We Open Sourced Our Tender PDF Extractor — Here's How It Extracts Critical Data from 100+ Page Government Documents
Meet Tender Extract, our open-source Python microservice that uses deterministic regex-based extraction to parse South African government tender PDFs. And learn how the extracted data flows into our AI enrichment pipeline.
Why We Built and Open Sourced a Tender PDF Extractor
Every day, South African government departments publish hundreds of tender documents as PDFs. These PDFs are the raw source of truth for procurement opportunities worth billions of rand. But there's a problem: these documents are unstructured, inconsistently formatted, and often run 50 to 200 pages. Extracting the information you actually need — closing dates, B-BBEE requirements, CIDB gradings, evaluation criteria, returnable documents — is a slow, error-prone manual process.
Today we're announcing the open source release of Tender Extract (github.com/Tenders-SA/tender-extract), the Python microservice that powers the first stage of document processing on Tenders-SA.org. We're releasing it under an MIT license so that other developers, researchers, and procurement professionals can use, inspect, and contribute to the extraction engine.
The Problem with Government Tender PDFs
South African government tender PDFs come from dozens of different issuing authorities — national departments, provincial treasuries, municipalities, SOEs like Eskom and Transnet, and public entities. Each has its own document template, formatting conventions, and section naming. A "Scope of Work" in one document might be called "Description" in another, or "Terms of Reference" in a third. Key information like the tender number might appear in a header, a footer, or a dedicated field on page one.
The standard approach to handling this diversity is to throw an LLM at it — feed the entire PDF to an AI model and ask it to extract the fields you need. But that approach has downsides: it's expensive, slow, and inconsistent. A 200-page tender document can cost several cents per analysis, take 30+ seconds, and produce different results on different runs. For a platform processing thousands of tenders daily, that cost and latency adds up fast.
Introducing Tender Extract: Deterministic, Fast, Open Source
Tender Extract is a FastAPI microservice that uses deterministic regex-based pattern matching (not AI) to extract structured data from South African government tender PDFs. It's designed to be fast, cheap, and reliable — running in under 2 seconds per document with zero API costs. It runs as a standalone HTTP service and can be deployed anywhere Docker runs.
The Algorithm: How Extraction Works
The extraction engine, implemented in app/extractor.py, follows a structured pipeline:
- Text Extraction — The PDF is opened with PyMuPDF (fitz).
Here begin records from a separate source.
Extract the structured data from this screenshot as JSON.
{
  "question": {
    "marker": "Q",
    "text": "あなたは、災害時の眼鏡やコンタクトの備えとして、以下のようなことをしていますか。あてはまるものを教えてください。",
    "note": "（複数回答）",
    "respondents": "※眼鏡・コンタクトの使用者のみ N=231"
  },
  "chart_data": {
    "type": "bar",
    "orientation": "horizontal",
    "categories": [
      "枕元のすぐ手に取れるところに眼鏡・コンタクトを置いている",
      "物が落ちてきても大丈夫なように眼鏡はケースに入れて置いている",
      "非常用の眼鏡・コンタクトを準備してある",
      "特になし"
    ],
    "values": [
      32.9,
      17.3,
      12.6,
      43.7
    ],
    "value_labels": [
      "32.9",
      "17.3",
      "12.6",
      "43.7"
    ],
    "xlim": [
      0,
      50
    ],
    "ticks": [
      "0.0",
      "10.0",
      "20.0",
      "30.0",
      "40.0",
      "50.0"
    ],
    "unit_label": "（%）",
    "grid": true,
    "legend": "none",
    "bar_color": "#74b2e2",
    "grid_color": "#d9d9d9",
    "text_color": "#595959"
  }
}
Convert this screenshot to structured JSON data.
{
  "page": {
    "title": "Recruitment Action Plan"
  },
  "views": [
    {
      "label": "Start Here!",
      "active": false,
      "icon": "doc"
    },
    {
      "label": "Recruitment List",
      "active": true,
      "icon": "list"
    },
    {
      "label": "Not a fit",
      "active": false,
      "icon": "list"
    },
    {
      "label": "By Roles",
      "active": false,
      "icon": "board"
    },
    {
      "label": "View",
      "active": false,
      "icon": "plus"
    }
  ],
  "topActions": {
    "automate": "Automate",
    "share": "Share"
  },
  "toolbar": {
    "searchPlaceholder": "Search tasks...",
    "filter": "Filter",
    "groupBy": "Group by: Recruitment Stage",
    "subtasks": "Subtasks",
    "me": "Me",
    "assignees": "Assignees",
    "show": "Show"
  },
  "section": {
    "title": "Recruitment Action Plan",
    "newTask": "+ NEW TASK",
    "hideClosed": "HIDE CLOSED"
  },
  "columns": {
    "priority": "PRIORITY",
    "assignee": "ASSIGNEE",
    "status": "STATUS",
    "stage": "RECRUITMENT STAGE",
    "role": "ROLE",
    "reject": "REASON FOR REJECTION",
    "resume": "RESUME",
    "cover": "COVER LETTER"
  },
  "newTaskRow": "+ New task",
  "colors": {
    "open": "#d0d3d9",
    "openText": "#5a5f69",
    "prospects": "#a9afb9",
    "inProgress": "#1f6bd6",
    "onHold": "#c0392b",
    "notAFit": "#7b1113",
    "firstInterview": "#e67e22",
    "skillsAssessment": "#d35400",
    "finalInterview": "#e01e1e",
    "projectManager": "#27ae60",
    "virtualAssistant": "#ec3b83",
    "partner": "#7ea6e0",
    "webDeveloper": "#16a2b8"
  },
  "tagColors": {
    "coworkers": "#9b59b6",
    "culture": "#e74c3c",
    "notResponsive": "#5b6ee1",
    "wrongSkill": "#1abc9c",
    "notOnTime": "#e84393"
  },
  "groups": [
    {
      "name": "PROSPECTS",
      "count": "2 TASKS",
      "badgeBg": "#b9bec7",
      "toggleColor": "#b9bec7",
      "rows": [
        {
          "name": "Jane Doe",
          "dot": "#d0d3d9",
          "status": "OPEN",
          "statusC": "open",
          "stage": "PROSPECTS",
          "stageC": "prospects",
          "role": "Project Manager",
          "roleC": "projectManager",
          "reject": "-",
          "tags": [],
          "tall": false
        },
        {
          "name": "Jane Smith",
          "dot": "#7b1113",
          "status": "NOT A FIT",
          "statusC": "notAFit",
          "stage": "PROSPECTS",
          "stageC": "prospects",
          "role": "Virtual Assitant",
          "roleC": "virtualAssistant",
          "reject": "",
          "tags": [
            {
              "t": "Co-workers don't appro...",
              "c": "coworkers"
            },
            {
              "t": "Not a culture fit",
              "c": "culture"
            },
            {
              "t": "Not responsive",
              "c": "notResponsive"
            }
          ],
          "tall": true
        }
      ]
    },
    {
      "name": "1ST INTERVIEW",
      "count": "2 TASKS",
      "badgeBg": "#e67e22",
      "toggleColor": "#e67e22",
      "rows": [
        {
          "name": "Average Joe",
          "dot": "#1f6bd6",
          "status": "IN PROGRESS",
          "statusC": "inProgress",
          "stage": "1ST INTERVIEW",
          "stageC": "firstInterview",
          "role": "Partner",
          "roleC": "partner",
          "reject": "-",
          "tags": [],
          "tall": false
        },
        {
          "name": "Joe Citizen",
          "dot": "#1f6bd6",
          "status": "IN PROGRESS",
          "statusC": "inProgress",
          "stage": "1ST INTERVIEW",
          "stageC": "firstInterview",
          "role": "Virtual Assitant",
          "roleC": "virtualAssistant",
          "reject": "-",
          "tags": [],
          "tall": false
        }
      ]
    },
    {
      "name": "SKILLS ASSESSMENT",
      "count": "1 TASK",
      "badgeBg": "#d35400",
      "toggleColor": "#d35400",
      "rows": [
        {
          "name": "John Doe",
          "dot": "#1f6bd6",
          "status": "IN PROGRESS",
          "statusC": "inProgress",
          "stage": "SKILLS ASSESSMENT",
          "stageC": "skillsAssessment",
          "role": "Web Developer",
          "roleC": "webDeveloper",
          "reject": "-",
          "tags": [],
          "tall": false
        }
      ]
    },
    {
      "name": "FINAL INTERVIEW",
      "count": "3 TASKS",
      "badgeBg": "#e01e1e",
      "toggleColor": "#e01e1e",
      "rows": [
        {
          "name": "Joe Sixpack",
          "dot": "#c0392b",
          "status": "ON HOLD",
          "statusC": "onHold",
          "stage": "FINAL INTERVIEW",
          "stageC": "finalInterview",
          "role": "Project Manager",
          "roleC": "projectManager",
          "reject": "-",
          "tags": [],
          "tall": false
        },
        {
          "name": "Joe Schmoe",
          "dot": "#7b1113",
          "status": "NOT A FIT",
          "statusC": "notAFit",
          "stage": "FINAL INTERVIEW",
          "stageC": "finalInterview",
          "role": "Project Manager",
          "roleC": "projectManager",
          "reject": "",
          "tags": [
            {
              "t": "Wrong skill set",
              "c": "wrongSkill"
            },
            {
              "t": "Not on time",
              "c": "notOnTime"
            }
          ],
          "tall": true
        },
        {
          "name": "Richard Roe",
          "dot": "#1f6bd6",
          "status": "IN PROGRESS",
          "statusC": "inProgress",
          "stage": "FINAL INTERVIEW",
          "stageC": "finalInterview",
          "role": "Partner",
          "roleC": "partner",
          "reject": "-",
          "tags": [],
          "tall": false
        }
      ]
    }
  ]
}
Each page is processed sequentially up to a configurable limit (default 30 pages). Text is extracted per page with positional sorting. If a page has no text but contains images, it's flagged as scanned (the service returns a 501 for pure scanned PDFs — it does not attempt OCR).
- Text Normalization — The raw text is normalized: Unicode NFKC normalization, soft hyphen removal, line-break hyphenation repair (e.g. "procure-\nment" becomes "procurement"), footer/page number removal, and whitespace normalization. The result is clean, predictable text for pattern matching.
- Section Detection — The normalized text is scanned with multiple regex patterns designed specifically for South African tender terminology. The engine identifies sections like: Description/Scope of Work, Requirements/Eligibility, B-BBEE/Preferential Procurement, Evaluation Criteria, Returnable Documents, Special Conditions, Contact Information, and Briefing Sessions.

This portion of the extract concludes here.